Integration and Performance Issues with the Implementation of HPF Intrinsic Functions

Matthijs van Waveren, Peter Harrison, and Cliff Addison
waveren@fecit.co.uk
Fujitsu European Centre for Information Technology Ltd.
2 Longwalk Road, Stockley Park
Uxbridge, Middlesex UB11 1AB, UK


Dave Orange and Norman Brown
NA Software Ltd.
Roscoe House, 62 Roscoe Street
Liverpool Merseyside L1 9DW, UK


Hidetoshi Iwashita
Compiler Technology Department
Middleware Division, Software Group
Fujitsu Ltd.
140 Miyamoto
Numazu-shi Shizuoka 410-0396, Japan

 

The implementation of HPF Library and of the HPF version of the Fortran 95 array transformational functions presents the challenge that all data types, data kinds, array ranks and input distributions need to be supported. For instance, more than 2 billion separate functions are required to support COPY_SCATTER when the full range of data types, data kinds, and arrays ranks is considered. We have developed a library generator which uses templates, in order to solve the problem of the astronomical number of specific functions.

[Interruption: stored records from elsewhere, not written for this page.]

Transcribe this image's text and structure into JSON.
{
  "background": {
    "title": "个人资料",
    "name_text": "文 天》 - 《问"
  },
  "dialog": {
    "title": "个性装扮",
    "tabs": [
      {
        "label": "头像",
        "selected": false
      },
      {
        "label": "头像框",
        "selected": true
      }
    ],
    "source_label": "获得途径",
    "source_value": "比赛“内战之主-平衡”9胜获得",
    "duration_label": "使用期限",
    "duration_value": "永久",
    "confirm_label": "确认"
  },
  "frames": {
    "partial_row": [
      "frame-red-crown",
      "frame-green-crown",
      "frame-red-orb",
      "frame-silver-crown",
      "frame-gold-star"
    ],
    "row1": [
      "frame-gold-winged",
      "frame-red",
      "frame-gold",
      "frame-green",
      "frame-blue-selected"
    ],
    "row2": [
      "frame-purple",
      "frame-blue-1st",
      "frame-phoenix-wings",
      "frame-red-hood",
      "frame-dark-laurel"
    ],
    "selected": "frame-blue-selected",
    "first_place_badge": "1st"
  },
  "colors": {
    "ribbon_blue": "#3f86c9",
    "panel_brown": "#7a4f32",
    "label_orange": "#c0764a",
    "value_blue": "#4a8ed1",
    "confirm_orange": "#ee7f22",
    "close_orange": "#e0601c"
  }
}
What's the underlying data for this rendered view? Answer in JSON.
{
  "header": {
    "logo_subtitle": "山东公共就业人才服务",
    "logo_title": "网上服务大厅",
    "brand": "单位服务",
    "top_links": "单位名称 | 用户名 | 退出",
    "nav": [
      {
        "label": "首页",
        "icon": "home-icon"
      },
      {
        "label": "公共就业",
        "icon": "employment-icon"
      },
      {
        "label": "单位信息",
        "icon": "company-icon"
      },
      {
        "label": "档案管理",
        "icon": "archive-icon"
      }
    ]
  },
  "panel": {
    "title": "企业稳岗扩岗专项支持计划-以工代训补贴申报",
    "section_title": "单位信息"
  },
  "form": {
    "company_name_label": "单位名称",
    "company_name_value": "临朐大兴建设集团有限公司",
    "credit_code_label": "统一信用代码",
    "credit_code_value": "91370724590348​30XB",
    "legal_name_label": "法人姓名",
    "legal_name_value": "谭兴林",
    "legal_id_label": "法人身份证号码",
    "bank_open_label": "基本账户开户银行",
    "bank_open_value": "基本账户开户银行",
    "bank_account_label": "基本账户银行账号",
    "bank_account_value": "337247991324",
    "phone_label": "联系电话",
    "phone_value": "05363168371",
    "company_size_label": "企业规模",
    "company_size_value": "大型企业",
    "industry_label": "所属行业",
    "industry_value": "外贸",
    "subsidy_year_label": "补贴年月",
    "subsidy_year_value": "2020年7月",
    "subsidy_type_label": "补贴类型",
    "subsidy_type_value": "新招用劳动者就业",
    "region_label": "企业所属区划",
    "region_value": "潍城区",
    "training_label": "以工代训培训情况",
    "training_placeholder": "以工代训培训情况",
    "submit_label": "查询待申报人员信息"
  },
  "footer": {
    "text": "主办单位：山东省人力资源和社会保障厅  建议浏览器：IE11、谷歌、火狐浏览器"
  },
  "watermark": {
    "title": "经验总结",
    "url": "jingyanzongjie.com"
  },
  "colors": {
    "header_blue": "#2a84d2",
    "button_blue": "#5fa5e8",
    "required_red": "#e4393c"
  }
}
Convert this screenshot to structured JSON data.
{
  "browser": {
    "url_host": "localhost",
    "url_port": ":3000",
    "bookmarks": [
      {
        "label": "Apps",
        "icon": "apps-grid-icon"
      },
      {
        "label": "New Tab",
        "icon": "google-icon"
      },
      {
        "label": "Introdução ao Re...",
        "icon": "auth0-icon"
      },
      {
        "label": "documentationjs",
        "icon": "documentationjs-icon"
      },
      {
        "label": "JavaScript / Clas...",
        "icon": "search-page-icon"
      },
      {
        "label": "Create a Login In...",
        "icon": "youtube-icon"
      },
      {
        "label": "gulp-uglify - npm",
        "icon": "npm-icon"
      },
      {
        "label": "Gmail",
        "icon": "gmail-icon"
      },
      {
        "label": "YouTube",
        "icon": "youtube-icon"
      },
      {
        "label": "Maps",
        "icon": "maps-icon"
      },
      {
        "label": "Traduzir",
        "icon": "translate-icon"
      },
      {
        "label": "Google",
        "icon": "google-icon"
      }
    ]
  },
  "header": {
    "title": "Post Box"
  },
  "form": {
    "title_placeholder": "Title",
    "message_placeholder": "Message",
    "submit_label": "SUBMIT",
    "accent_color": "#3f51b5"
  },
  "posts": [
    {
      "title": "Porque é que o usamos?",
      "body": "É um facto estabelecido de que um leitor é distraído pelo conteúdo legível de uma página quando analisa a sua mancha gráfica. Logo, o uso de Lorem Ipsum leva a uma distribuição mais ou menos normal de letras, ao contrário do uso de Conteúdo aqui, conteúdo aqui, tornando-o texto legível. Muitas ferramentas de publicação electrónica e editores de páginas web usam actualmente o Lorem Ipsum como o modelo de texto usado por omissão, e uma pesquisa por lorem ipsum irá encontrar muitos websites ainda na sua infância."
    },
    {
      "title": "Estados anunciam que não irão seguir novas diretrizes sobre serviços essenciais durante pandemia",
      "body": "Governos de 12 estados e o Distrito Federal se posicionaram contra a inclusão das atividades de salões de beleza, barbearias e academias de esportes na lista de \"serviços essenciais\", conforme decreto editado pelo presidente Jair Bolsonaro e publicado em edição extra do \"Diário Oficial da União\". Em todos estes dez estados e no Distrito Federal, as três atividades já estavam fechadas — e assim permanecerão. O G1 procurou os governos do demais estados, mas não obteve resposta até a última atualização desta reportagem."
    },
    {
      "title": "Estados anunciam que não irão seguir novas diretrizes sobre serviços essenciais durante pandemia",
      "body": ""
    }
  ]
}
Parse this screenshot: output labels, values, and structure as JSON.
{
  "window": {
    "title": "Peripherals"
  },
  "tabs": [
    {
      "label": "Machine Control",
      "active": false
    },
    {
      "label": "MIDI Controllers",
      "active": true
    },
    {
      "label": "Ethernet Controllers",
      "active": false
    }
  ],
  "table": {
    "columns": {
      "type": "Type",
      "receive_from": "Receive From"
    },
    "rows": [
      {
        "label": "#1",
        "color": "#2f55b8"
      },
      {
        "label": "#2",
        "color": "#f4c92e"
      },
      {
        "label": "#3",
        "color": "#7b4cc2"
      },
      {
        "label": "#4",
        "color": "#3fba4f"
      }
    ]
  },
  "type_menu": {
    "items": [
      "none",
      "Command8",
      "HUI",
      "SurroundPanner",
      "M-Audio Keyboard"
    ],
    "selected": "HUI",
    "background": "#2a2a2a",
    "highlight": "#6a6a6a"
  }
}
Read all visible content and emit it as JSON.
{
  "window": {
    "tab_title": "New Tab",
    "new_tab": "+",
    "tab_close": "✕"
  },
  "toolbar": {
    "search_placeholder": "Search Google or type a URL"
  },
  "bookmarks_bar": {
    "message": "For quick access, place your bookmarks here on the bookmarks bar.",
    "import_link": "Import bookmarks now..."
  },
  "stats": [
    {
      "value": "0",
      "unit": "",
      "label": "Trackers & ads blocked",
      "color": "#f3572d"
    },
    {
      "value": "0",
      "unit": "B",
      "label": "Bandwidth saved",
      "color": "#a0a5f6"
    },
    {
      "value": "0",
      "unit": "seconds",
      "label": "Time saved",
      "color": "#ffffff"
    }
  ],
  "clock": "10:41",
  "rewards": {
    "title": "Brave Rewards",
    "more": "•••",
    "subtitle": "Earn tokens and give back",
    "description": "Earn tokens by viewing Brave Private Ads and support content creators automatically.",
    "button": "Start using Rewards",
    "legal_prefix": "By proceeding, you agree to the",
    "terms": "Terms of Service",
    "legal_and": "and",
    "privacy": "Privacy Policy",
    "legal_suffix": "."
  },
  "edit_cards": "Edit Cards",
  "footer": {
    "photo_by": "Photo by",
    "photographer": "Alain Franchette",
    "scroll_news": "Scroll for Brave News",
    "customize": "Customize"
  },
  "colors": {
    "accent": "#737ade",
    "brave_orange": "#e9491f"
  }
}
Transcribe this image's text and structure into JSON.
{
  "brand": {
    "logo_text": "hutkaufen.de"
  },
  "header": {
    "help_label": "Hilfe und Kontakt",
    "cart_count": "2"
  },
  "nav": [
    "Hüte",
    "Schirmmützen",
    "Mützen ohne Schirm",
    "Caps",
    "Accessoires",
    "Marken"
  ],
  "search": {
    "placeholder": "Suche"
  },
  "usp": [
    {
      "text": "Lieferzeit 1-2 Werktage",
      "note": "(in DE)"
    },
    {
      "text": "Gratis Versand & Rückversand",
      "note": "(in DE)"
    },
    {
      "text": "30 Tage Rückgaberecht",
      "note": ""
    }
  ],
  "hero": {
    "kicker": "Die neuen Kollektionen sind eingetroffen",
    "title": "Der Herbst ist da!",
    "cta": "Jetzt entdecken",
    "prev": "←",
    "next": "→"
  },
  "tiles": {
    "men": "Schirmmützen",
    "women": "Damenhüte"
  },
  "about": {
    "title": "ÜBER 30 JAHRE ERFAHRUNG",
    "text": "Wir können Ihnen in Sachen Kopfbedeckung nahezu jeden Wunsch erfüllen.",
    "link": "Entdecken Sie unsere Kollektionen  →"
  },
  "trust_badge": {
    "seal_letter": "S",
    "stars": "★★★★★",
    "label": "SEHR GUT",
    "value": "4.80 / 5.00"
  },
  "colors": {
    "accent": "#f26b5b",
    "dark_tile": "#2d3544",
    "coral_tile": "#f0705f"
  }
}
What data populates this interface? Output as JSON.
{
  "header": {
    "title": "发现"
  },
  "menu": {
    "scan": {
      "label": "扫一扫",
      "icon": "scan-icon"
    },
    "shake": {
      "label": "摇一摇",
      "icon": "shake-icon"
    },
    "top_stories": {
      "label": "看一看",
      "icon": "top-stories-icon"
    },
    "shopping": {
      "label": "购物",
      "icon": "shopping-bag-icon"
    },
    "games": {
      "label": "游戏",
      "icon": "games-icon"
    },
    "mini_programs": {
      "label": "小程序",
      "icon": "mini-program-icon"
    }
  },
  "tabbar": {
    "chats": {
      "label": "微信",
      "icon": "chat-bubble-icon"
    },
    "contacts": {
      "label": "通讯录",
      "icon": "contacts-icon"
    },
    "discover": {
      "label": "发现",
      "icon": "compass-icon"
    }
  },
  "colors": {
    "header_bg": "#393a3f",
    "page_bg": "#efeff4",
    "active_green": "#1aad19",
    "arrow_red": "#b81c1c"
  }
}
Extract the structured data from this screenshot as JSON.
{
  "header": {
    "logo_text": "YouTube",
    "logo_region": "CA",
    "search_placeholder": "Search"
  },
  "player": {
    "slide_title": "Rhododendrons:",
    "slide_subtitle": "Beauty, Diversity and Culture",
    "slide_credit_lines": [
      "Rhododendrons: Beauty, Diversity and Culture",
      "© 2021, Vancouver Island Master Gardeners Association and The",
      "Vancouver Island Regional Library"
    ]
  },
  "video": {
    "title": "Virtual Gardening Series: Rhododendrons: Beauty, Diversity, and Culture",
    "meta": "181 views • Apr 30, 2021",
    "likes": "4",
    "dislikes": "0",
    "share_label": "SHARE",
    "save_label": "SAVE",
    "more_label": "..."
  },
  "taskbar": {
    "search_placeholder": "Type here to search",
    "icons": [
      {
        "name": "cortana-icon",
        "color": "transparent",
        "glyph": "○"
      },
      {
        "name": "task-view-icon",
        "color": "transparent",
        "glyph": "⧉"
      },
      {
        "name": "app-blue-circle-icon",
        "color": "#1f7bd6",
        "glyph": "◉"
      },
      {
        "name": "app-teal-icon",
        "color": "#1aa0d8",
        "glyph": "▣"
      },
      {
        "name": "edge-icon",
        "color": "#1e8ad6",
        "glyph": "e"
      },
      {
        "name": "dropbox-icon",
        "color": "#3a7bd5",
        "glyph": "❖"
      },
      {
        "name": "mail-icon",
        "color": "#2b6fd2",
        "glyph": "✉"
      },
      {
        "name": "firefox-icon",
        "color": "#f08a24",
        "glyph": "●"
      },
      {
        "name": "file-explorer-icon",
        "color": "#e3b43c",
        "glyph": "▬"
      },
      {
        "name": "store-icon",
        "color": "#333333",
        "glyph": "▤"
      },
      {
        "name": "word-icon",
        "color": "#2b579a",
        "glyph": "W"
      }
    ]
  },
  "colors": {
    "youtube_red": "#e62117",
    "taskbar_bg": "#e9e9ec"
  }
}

This library generator interfaces with the Fujitsu HPF compiler. When the HPF compiler encounters a call to a library function in the user code, it calls the library generator and passes the name of the required function, the type, kind, rank, lower and upper bounds, and distribution in each dimension of all dummy arguments. The library generator reads in the corresponding template, and generates and passes the library code to the compiler. It also analyses the input distributions, in order to feed back to the compiler whether it is necessary to redistribute or replicate the input arrays on entry to the library function. This feedback mechanism will be discussed.

The templates contain the following language items: Fortran 95 code, HPF 2.0 and JAHPF directives, CPP directives, and template parameters and macros. We will discuss which combination of HPF 2.0 and JAHPF directives lead to high performance with the Fujitsu HPF compiler. The DOT_PRODUCT and MATMUL templates will be taken as example. These functions make use of the highly efficient single-processor BLAS functions. The HPF code in the templates takes care of the distribution or replication of the data in order to enable the utilisation of the highly efficient single-processor BLAS functions.